Take the pulse of the company. The company far exceeds the executive team and is more than just the inclination of the CEO. Have someone from customer service, sales, someone from the warehouse if you have one; get a good cross section of employees who interact with customers. This is a formative process in which you begin with a broader view of the company and drill down to what the company feels is the list of selling advantages. Do not make the mistake that many organizations make by relying on the CEO and executives perspective only.
What do your customers want?
How do you find out what motivates your customers? You have to ask them. There is absolutely no way around not doing your homework, your research on your customers. It is essential that you obtain primary research and not rely solely on second hand information. Be brave enough to approach your former customers to find out how you failed them; what made them seek out another company? Utilize fundamental marketing research techniques to get to the root of what motivates and drives the customer, and what they are looking for in their lives that your product does or might be able to facilitate. From there you must compare what you think you want your product to communicate with what is meaningful to your customers and bridge the gap to create optimal results. Get through the noise and into the minds of your customers.

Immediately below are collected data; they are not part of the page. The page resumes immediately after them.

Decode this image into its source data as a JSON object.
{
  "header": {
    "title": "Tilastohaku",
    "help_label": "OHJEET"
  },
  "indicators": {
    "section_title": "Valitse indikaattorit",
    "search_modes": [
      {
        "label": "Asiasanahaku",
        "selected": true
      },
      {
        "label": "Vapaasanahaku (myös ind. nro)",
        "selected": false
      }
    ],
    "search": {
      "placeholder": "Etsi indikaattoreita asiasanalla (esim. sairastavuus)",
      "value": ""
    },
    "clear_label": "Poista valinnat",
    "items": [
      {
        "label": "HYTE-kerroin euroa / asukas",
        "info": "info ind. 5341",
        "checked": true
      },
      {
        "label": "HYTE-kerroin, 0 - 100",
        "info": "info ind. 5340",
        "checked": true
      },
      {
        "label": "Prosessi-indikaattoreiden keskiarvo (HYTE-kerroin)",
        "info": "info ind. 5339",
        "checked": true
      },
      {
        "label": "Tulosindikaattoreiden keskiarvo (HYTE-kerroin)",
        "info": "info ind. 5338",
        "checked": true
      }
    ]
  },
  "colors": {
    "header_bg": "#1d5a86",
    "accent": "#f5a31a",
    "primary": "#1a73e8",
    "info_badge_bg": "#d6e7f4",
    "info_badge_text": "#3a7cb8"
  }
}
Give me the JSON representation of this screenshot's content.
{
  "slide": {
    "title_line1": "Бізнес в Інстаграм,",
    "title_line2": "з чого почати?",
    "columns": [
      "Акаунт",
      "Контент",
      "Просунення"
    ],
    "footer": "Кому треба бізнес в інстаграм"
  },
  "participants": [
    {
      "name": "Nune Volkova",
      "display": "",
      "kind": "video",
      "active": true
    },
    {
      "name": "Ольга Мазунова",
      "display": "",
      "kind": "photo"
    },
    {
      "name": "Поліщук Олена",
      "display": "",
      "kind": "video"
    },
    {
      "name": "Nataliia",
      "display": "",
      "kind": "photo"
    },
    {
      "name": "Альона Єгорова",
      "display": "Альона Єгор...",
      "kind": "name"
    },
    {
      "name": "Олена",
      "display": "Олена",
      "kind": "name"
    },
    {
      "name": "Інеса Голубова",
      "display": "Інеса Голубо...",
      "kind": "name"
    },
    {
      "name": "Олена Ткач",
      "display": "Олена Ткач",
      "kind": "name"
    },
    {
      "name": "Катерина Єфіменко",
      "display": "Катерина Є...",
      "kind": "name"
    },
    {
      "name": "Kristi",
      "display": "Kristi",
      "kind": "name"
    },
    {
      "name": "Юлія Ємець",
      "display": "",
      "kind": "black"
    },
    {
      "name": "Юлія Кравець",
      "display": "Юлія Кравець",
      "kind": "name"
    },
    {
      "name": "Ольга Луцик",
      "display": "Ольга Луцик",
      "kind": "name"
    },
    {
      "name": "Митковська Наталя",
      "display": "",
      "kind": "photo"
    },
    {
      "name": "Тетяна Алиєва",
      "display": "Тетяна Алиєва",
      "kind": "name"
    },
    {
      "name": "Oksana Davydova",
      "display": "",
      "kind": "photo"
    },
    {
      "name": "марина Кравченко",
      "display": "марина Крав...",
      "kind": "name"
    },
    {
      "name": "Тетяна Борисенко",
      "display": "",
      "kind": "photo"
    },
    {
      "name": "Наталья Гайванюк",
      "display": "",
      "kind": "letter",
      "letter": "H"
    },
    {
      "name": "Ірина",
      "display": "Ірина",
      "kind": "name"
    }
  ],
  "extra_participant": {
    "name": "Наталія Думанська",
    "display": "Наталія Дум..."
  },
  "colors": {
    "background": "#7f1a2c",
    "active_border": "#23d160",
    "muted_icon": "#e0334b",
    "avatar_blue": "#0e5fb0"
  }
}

Taking the time to complete thorough research and identify with your customers will give you a far more competitive edge. Traditional marketing and advertising usually stops at the USAs. Very rarely do you see someone statistically and strategically stopping to question and compare every message. The best way to know that your USAs and UBAs are holding true is when your company is mentioned, your target customers can say, ‘that company knows me and what I want.’ This gives you the initial power to stand out from the competition, strike a nerve and impact your customers in a very meaningful and emotional way so that your product becomes desired and bought.
Yes the research is trench work, but it’s necessary work in order to determine the USAs and the UBAs; it’s where the power is. That is indeed what will form and shape your creative messaging because after all that’s what your customer wants. Rather than pander up to your own ego, why don’t you pander up to your customers needs? Identifying the USAs and UBAs will enable a company to get to the “Big Idea,” and that will catapult your company forward.
MALCOLM TEASDALE is the principal and “Big Idea Catalyst” of Teasdale Worldwide, a strategic marketing firm headquartered in Tampa, Fla. Reach him at mat@ScreaminEyes.com. To obtain a new direction, increase revenue, and the expertise to facilitate your customers UBAs, call Kathi Kasel at (813) 868-1520 or e-mail Kathi@MarketingofDistinction.com. To view additional articles, register at www.MalcolmOutLoud.com.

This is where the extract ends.